To meet this need, we propose a three-stage framework based on formal statistical testing of toxicologically relevant hypotheses. Although much of the data generated to date has been produced from unreplicated designs, this approach can accommodate various levels of replication and provides a consistent platform for making activity calls. In the first stage of the algorithm, compounds with a robust concentration–response relationship are identified by comparing the best fit to a nonlinear model with a horizontal line (no concentration–response) and classified as “active.” Compounds not detected as “active” in the first stage are tested for activity at the lowest tested concentration in the second stage. Finally, compounds with a statistically less robust concentration–response are classified as “inconclusive” and distinguished from “inactive” calls in the third stage. Receiver operating characteristic (ROC) curves of simulated qHTS data are used to assess the overall ability of the algorithm to detect active compounds under toxicologically relevant conditions produced in simulated data sets.


Development of the algorithm. Our approach assumes that the toxicological importance of a response profile generated in qHTS applications should be determined by a robust framework to impartially classify tested substances and limit the return of false negatives. A set of simple decision rules are used to make consistent activity calls from the wealth of complex response patterns resulting from high throughput chemical profiling. These decision rules are formalized with statistical procedures and automated through a systematic computational workflow. Substances classified as “actives” have response values exceeding the assay detection limit (see below) and may fall into one of two different categories: a) compounds with concentration–response curves within the tested concentration range, and b) compounds eliciting maximal responses at the lowest tested concentration. The first category of substances can be subdivided into two subgroups: a) compounds producing statistically and toxicologically robust concentration–response trends supported by multiple data points in different regions of each profile (see “Stage 1: Test for robust concentration–response,” below), and b) compounds that may fit sigmoidal curves better than flat lines in a mathematical or statistical sense but are comparatively nonrobust by toxicological standards (e.g., curves with only one data point exceeding the detection limit). Substances underlying such nonrobust concentration–response profiles are labeled “inconclusive.” “Inconclusive” calls may arise due to low levels of replication, variability in assay performance, or confounding of factors in nonrandomized designs (e.g., experimental drift of scanning machines).

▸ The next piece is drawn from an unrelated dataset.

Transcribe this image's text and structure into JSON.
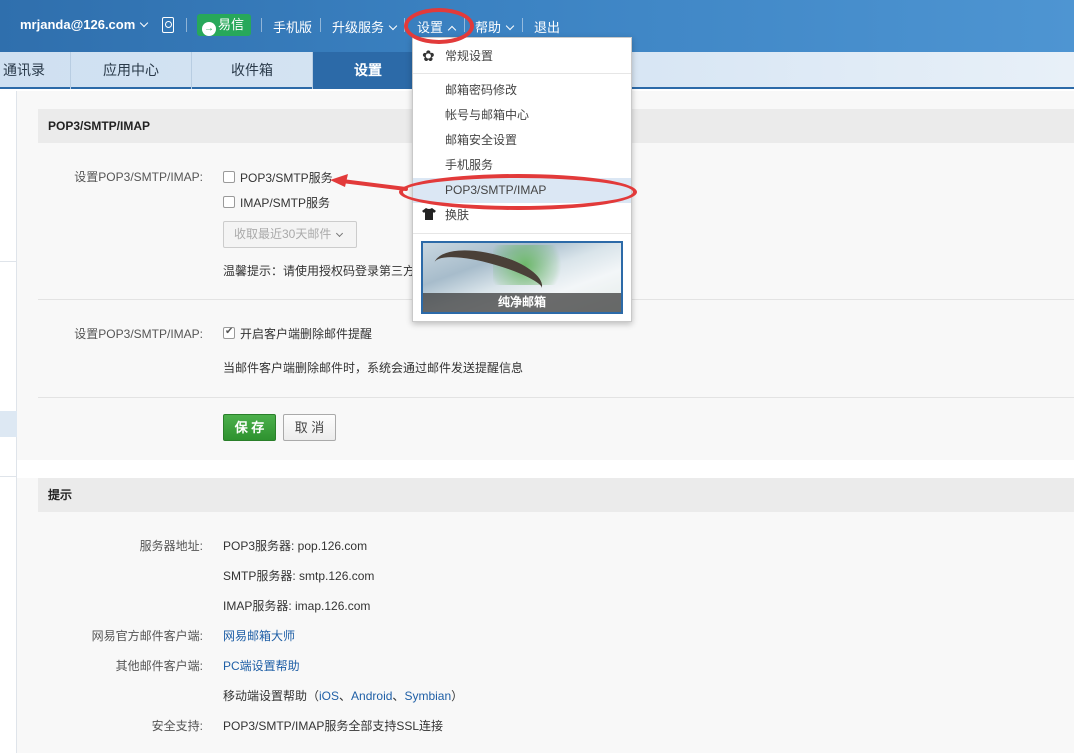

A three-stage algorithm (Figure 1) is proposed to classify each substance in a tested chemical library as “active,” “inactive,” or “inconclusive” (Table 1). There are two types of actives: a) ACTIVE*[±1] substances describe robust concentration–response curves and b) ACTIVE*[±2] agents are putatively active ≤ the lowest tested concentration. Less robust responses are assigned INCONCLUSIVE*[±3] and substances with no discernable activity within the tested concentration range are classified as INACTIVE*. Numbers inside brackets refer to the stage where the call was made (i.e., STAGE 1, STAGE 2, or STAGE 3 in Figure 1). The “+” or “–” sign inside each bracket corresponds to the direction of the response. Accordingly, ACTIVE*[1] and INCONCLUSIVE*[3] describe response curves in which the response signal tends to increase with increasing concentration (activators), whereas ACTIVE*[–1] and INCONCLUSIVE*[–3] describe response curves in which the response signal tends to decrease with increasing concentration (inhibitors). Calls labeled ACTIVE*[2] (or ACTIVE*[–2]) refer to substances with mean responses significantly greater (or lower) than the detection limit of the assay.

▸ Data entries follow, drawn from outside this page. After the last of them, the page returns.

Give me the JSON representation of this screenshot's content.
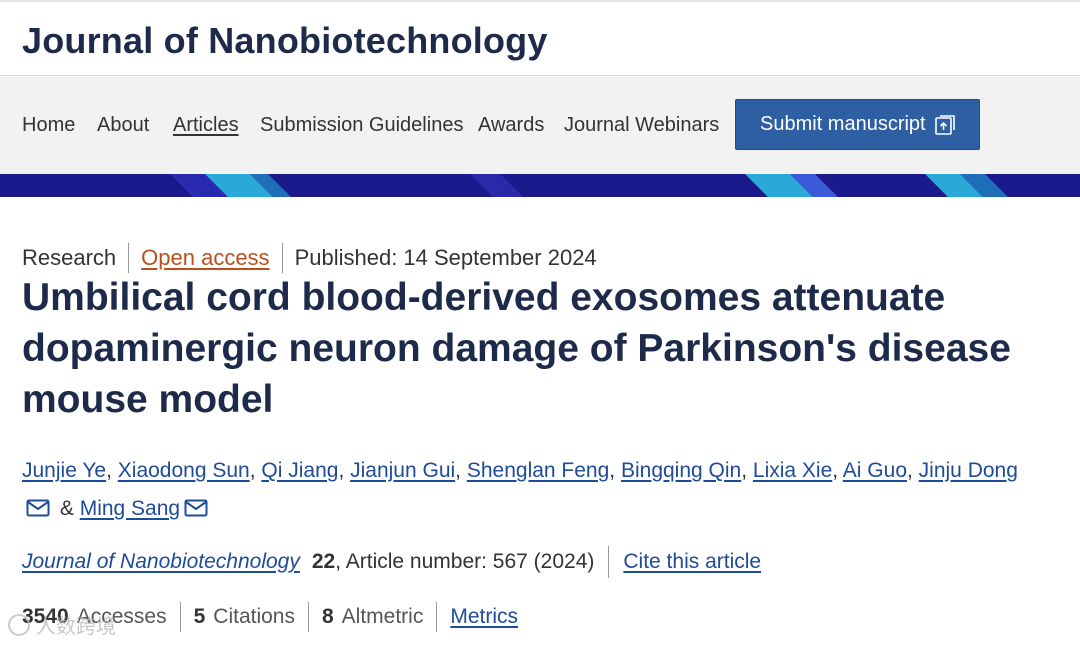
{
  "header": {
    "journal_title": "Journal of Nanobiotechnology"
  },
  "nav": {
    "items": [
      "Home",
      "About",
      "Articles",
      "Submission Guidelines",
      "Awards",
      "Journal Webinars"
    ],
    "active": "Articles",
    "submit_label": "Submit manuscript"
  },
  "article": {
    "type": "Research",
    "access": "Open access",
    "published": "Published: 14 September 2024",
    "title": "Umbilical cord blood-derived exosomes attenuate dopaminergic neuron damage of Parkinson's disease mouse model",
    "authors": [
      "Junjie Ye",
      "Xiaodong Sun",
      "Qi Jiang",
      "Jianjun Gui",
      "Shenglan Feng",
      "Bingqing Qin",
      "Lixia Xie",
      "Ai Guo",
      "Jinju Dong",
      "Ming Sang"
    ],
    "author_conjunction": "&",
    "citation": {
      "journal": "Journal of Nanobiotechnology",
      "volume": "22",
      "article_number": ", Article number: 567 (2024)",
      "cite_label": "Cite this article"
    },
    "metrics": {
      "accesses_value": "3540",
      "accesses_label": "Accesses",
      "citations_value": "5",
      "citations_label": "Citations",
      "altmetric_value": "8",
      "altmetric_label": "Altmetric",
      "metrics_link": "Metrics"
    }
  },
  "watermark": {
    "text": "人数跨境"
  },
  "colors": {
    "brand_navy": "#1e2a4a",
    "link_blue": "#1f4b99",
    "open_access_orange": "#b8501e",
    "submit_button": "#2e5fa3",
    "band_navy": "#1a1a8c",
    "band_cyan": "#2aa8d8"
  }
}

Figure 1Figure 1 – Three-stage algorithm used to classify the activity of a substance from normalized qHTS data. The tree is defined by stages (circles), where the result of each stage determines the next stage to apply. The process continues until the path terminates in a call (rectangles). The number in the brackets designates the direction of the assay as described in the text (“+” refers to activation; “–” refers to inhibition).

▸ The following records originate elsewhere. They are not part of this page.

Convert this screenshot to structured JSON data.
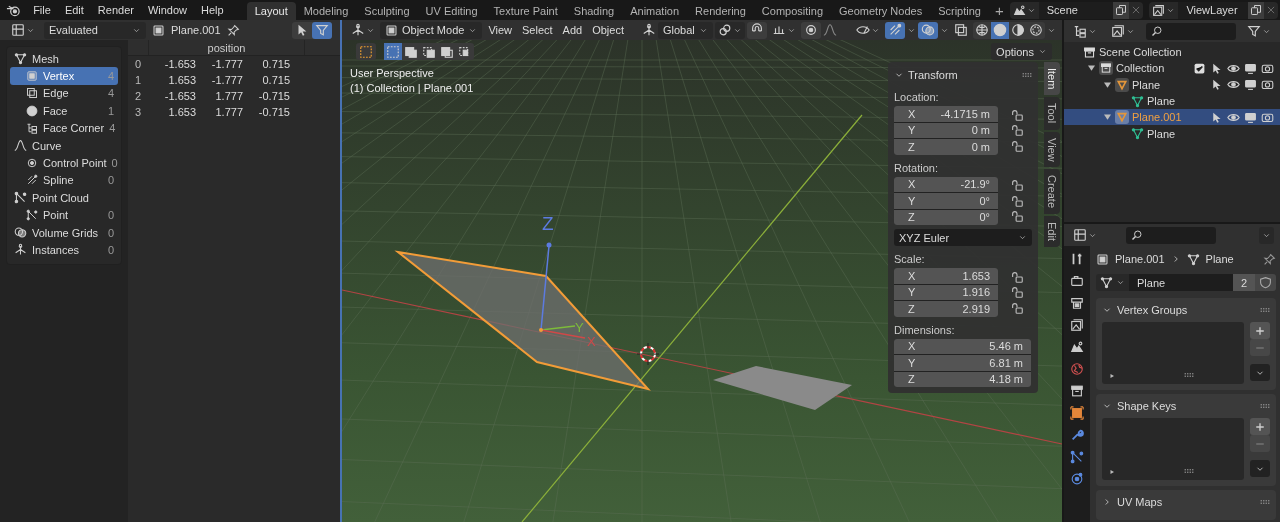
{
  "topbar": {
    "menus": [
      "File",
      "Edit",
      "Render",
      "Window",
      "Help"
    ],
    "workspaces": [
      {
        "label": "Layout",
        "selected": true
      },
      {
        "label": "Modeling",
        "selected": false
      },
      {
        "label": "Sculpting",
        "selected": false
      },
      {
        "label": "UV Editing",
        "selected": false
      },
      {
        "label": "Texture Paint",
        "selected": false
      },
      {
        "label": "Shading",
        "selected": false
      },
      {
        "label": "Animation",
        "selected": false
      },
      {
        "label": "Rendering",
        "selected": false
      },
      {
        "label": "Compositing",
        "selected": false
      },
      {
        "label": "Geometry Nodes",
        "selected": false
      },
      {
        "label": "Scripting",
        "selected": false
      }
    ],
    "add_workspace": "+",
    "scene": "Scene",
    "view_layer": "ViewLayer"
  },
  "spreadsheet": {
    "mode": "Evaluated",
    "object": "Plane.001",
    "filter_on": true,
    "domains": [
      {
        "label": "Mesh",
        "children": [
          {
            "label": "Vertex",
            "count": "4",
            "selected": true
          },
          {
            "label": "Edge",
            "count": "4",
            "selected": false
          },
          {
            "label": "Face",
            "count": "1",
            "selected": false
          },
          {
            "label": "Face Corner",
            "count": "4",
            "selected": false
          }
        ]
      },
      {
        "label": "Curve",
        "children": [
          {
            "label": "Control Point",
            "count": "0",
            "selected": false
          },
          {
            "label": "Spline",
            "count": "0",
            "selected": false
          }
        ]
      },
      {
        "label": "Point Cloud",
        "children": [
          {
            "label": "Point",
            "count": "0",
            "selected": false
          }
        ]
      },
      {
        "label": "Volume Grids",
        "count": "0"
      },
      {
        "label": "Instances",
        "count": "0"
      }
    ],
    "columns": [
      "position"
    ],
    "rows": [
      {
        "index": "0",
        "values": [
          "-1.653",
          "-1.777",
          "0.715"
        ]
      },
      {
        "index": "1",
        "values": [
          "1.653",
          "-1.777",
          "0.715"
        ]
      },
      {
        "index": "2",
        "values": [
          "-1.653",
          "1.777",
          "-0.715"
        ]
      },
      {
        "index": "3",
        "values": [
          "1.653",
          "1.777",
          "-0.715"
        ]
      }
    ]
  },
  "viewport": {
    "mode": "Object Mode",
    "menus": [
      "View",
      "Select",
      "Add",
      "Object"
    ],
    "orientation": "Global",
    "gizmos_on": true,
    "overlays_on": true,
    "shading_modes": [
      {
        "selected": false
      },
      {
        "selected": true
      },
      {
        "selected": false
      },
      {
        "selected": false
      }
    ],
    "select_modes": [
      {
        "selected": true
      },
      {
        "selected": false
      },
      {
        "selected": false
      },
      {
        "selected": false
      },
      {
        "selected": false
      }
    ],
    "options": "Options",
    "view_name": "User Perspective",
    "collection_info": "(1) Collection | Plane.001",
    "gizmo": {
      "z": "Z",
      "y": "Y",
      "x": "X"
    },
    "sidebar_tabs": [
      {
        "label": "Item",
        "selected": true
      },
      {
        "label": "Tool",
        "selected": false
      },
      {
        "label": "View",
        "selected": false
      },
      {
        "label": "Create",
        "selected": false
      },
      {
        "label": "Edit",
        "selected": false
      }
    ],
    "transform": {
      "title": "Transform",
      "groups": [
        {
          "label": "Location:",
          "lockable": true,
          "fields": [
            {
              "axis": "X",
              "value": "-4.1715 m"
            },
            {
              "axis": "Y",
              "value": "0 m"
            },
            {
              "axis": "Z",
              "value": "0 m"
            }
          ]
        },
        {
          "label": "Rotation:",
          "lockable": true,
          "fields": [
            {
              "axis": "X",
              "value": "-21.9°"
            },
            {
              "axis": "Y",
              "value": "0°"
            },
            {
              "axis": "Z",
              "value": "0°"
            }
          ],
          "mode": "XYZ Euler"
        },
        {
          "label": "Scale:",
          "lockable": true,
          "fields": [
            {
              "axis": "X",
              "value": "1.653"
            },
            {
              "axis": "Y",
              "value": "1.916"
            },
            {
              "axis": "Z",
              "value": "2.919"
            }
          ]
        },
        {
          "label": "Dimensions:",
          "lockable": false,
          "fields": [
            {
              "axis": "X",
              "value": "5.46 m"
            },
            {
              "axis": "Y",
              "value": "6.81 m"
            },
            {
              "axis": "Z",
              "value": "4.18 m"
            }
          ]
        }
      ]
    }
  },
  "outliner": {
    "items": [
      {
        "label": "Scene Collection",
        "kind": "scene_collection",
        "selected": false,
        "children": [
          {
            "label": "Collection",
            "kind": "collection",
            "selected": false,
            "checked": true,
            "expanded": true,
            "children": [
              {
                "label": "Plane",
                "kind": "object",
                "selected": false,
                "expanded": true,
                "children": [
                  {
                    "label": "Plane",
                    "kind": "mesh",
                    "selected": false
                  }
                ]
              },
              {
                "label": "Plane.001",
                "kind": "object",
                "selected": true,
                "expanded": true,
                "children": [
                  {
                    "label": "Plane",
                    "kind": "mesh",
                    "selected": false
                  }
                ]
              }
            ]
          }
        ]
      }
    ]
  },
  "properties": {
    "breadcrumb": [
      "Plane.001",
      "Plane"
    ],
    "datablock": {
      "name": "Plane",
      "users": "2"
    },
    "panels": [
      {
        "title": "Vertex Groups",
        "expanded": true
      },
      {
        "title": "Shape Keys",
        "expanded": true
      },
      {
        "title": "UV Maps",
        "expanded": false
      }
    ]
  }
}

View larger image (TIF File)

Table 1Table 1 – Criteria for classification algorithm.

View larger image (TIF File)

Detection limits define a response range in which the normalized signal can be reliably measured within a given experiment, and are usually set to 3 SD above or below the normalized signal intensities observed in negative control plates. A detection limit of 25–30% of the positive control is typical within Tox21 efforts. The positive detection limit for activator assays is found by adding the assay noise level to the control response; the negative detection limit for inhibitor assays is calculated by subtracting the assay noise level from the control response.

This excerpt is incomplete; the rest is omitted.